Qu’attendre de l’ex cinéaste gangsta John Singleton aujourd’hui, sinon du divertissement viril et carré ? Ce que déroule Quatre frères pendant près de deux heures, ramenant à une mesure plus sympathique l’opportunisme d’un cinéaste strictement dévolu à la commande depuis belle lurette. Alors que ses dernières productions souffraient du cynisme de leur moule (Shaft juste après Jackie Brown, la suite de Fast and furious), Quatre frères échappe par son classicisme en fer forgé à tout tentative de racolage actif. Rarement produit commercial n’a paru si dense dans sa structure, si clair dans ses intentions : revenir à la source du polar pour n’en saisir que la moelle la plus pure, sans une once de mode. L’amorce Shaft poussée à l’extrême : plus de catalogue ludique des standards de la blaxploitation, juste le plaisir forcément pantouflard et conservateur de se laisser porter par l’efficacité naturelle du genre.

Quatre frères, donc, deux blancs et deux noirs turbulents, adoptés par une sainte femme bizarrement assassinée dans un drugstore par un jeune parrain local. Dispatchée avant le meurtre, la famille se ressoude et mène l’enquête, dirigée par l’aîné, le plus dur à cuire de la bande. Lequel est incarné par Mark Wahlberg, cheveux gras et barbiche mal dessinée, dont le jeu en granit est une machine à aspirer tout élan pompier. Son corps de Village People survitaminé, sa gestuelle, entre fureur rentrée et résignation bousillent toute empathie question mélo, et maintiennent naturellement le genre en tête d’attelage. Wahlberg-série B, l’association semble fusionnelle et si l’on excepte James Gray, pas un film de l’acteur n’a pu s’en départir, quel que soit le budget ou l’intention.

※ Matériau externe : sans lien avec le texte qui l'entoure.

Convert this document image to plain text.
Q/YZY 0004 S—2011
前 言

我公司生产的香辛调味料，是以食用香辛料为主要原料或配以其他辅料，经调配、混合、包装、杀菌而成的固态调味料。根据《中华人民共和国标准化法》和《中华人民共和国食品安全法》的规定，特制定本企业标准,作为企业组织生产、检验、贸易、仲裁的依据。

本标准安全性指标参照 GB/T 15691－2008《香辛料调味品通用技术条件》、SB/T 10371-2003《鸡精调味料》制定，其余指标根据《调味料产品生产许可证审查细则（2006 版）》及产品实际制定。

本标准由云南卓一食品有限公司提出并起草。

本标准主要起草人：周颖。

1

On ne pouvait rêver meilleur support pour John Singleton, lui qui passe son temps à filmer des petits maîtres coincés dans leur minuscule royaume, seule réminiscence d’auteur qui demeure dans son escarcelle. Ici, il est également question de caïds charismatiques frustrés jusqu’à la folie par la miniaturisation : la maison des quatre frères est un épicentre restreint autour duquel on ne s’éloignera guère (sauf au final d’ailleurs fatal sur un lac gelé) et les personnages sont sans cesse réduit à la pantomime enfantine, voyant leur défunte mère les corriger à table ou piquant un somme dans leur petit lit à une place. Rengaine plutôt touchante qui rappelle secrètement derrière le vernis cool du polar la propre situation de John Singleton, petit pion black hollywoodien corrompu, mais sans illusion sur la vacuité de son oeuvre.